The negative is we're just still so early. And so we're very excited about it, but we're looking skeptically at who anointed winners are and will they be the winners. Yes, Google and Microsoft as big companies will be. But the underlying infrastructure layers and a lot of the application layers, there's going to be a lot of competition. And those two entities and then OpenAI could be gobbling up a lot of the early opportunities.
JULIE HYMAN: So if I'm a retail investor and don't have access to some of the private markets like you have access to and some of those startups, what am I looking for in terms of AI? What are the criteria that maybe think about that public market investors can also be thinking about?
JON KEIDAN: So on the infrastructure layer, it's widely complex and I'm not nearly smart enough to be able to comment effectively on that. When we talk about where it's the consumer or consumer-facing side, I think it comes down to pain points. Like, you still have to have a company that's solving a problem, and they're using AI to do that more effectively and more efficiently.
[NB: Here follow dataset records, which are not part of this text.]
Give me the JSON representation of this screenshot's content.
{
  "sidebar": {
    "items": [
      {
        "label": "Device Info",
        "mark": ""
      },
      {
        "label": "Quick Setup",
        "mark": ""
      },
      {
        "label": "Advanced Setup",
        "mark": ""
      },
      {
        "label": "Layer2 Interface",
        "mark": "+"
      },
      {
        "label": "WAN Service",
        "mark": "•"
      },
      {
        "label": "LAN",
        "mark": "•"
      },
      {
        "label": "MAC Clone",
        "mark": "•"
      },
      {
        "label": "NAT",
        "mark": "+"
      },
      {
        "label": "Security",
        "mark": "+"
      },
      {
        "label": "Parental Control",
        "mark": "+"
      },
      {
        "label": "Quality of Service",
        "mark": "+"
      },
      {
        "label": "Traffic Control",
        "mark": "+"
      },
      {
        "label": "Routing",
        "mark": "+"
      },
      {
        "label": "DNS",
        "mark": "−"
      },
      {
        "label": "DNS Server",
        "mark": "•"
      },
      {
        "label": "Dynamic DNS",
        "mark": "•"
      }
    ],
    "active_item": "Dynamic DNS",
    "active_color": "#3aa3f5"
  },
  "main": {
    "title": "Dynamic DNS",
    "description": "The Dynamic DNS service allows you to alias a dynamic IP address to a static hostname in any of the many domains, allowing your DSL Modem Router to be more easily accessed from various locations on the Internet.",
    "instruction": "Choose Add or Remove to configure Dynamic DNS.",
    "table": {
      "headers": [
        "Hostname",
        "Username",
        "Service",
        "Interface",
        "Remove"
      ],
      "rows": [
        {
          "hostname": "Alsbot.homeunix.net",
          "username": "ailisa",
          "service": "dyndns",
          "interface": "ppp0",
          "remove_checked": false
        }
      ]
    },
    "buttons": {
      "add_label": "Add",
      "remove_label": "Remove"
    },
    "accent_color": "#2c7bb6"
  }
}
And there are two sides to this. One is the benefits to the consumer. On the other side, where I think it could change venture is it's probably going to get cheaper and cheaper for companies to be able to test, produce, use their data, market, target, whatever it is, which means they need less capital. And so what that will mean is that it will make it a lot easier for consumers to become creators and producers than they ever have been before, and also for small companies and new companies to be built and scale much faster, much more cheaply with less of a need for the heavy-handed capital that everyone needed in the last four or five years. So that's really exciting.
JULIE HYMAN: Yeah. Jon Keidan, thanks so much. Good to see you.